Гронский на мгновение задумался.
— Сложный вопрос… Был такой предсказатель Эрик Хануссен, очень известный в то время, когда я приехал в Берлин. Он читал мысли, предсказывал будущее и выступал с гипнотическими опытами. Гитлер ему доверял. Хануссен, например, предсказал пожар рейхстага…
— Но ведь фашисты подожгли его сами!
— Не совсем так, товарищ генерал. Вы, конечно, знаете, что технически поджог совершил голландец Ван Дер Люббе — жалкий, опустившийся человечек. Но полицейские, которые его допрашивали, пришли к выводу, что Ван Дер Люббе кто-то загипнотизировал — об этом писали в берлинских газетах. Некоторые мои друзья в обществе Туле предполагали, что гипнотизером был именно Хануссен. Поэтому-то он так уверенно говорил о предстоящем пожаре… Но вскоре после прихода нацистов к власти выяснилось, что знаменитый Хануссен никакой не швед, а чешский еврей по имени Хаим Штайншнайдер. Фюрер почувствовал себя оскорбленным — он ведь покровительствовал гипнотизеру. Вскоре Хануссена нашли мертвым — его убили штурмовики, которым он давал в долг крупные суммы денег. С тех пор Гитлер с большим подозрением относился к гипнотизерам, считая их шарлатанами. Другое дело…
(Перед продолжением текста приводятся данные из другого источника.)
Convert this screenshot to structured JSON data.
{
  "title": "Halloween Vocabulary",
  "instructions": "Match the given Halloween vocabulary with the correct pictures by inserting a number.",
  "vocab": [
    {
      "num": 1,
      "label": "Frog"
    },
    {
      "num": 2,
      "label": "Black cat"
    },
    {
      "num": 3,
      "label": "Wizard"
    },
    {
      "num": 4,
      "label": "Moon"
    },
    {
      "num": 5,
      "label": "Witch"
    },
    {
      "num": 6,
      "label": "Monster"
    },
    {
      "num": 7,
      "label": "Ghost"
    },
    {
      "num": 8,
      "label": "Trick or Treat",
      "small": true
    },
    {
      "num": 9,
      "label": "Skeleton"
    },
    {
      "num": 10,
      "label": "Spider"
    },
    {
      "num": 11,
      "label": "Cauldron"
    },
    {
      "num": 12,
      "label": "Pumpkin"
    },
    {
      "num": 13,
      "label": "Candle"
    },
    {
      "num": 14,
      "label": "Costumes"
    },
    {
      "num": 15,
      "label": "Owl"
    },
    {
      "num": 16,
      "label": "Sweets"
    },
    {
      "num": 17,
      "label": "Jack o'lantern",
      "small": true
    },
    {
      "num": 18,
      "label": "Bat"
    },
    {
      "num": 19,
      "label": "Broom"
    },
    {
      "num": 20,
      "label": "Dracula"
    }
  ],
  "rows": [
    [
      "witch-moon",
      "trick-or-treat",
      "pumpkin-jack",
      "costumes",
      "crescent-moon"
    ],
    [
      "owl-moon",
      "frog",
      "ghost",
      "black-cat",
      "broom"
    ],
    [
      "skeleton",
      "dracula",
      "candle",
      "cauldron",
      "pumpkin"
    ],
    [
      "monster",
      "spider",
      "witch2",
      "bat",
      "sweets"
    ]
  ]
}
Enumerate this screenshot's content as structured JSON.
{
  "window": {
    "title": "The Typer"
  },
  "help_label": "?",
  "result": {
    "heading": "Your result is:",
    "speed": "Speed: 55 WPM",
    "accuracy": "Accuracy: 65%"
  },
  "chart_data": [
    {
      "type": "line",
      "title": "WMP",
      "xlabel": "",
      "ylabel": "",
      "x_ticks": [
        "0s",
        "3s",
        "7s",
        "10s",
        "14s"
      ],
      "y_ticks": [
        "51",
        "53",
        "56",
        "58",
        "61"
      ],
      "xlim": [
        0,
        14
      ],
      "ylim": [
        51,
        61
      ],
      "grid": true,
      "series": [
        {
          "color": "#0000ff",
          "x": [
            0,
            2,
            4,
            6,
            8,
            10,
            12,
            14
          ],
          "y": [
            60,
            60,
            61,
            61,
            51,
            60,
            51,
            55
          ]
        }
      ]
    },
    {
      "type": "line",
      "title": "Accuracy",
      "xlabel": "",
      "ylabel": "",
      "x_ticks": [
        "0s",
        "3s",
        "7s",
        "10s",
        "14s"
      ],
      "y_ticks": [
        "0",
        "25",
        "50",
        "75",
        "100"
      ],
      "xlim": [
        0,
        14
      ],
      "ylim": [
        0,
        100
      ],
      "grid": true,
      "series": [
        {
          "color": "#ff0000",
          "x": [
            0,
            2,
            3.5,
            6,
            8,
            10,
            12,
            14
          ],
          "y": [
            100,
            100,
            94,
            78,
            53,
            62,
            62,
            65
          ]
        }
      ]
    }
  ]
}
Гронский замолчал. Поднес к губам пиалу с чаем, но пить не стал.
— Другое дело, что сам фюрер обладает колоссальным гипнотическим даром. Хаусхоффер говорил мне, что он способен убедить в чем угодно и одного человека, и целую толпу. А один раз добавил, что это настоящее чудо, которое сотворил Эккарт.
— Кто такой Эккарт?
— Странный человек. Хаусхоффер называл его учителем фюрера. Он умер вскоре после пивного путча в Мюнхене, когда Гитлер сидел в тюрьме. Говорят, что Гитлер плакал, узнав о его смерти.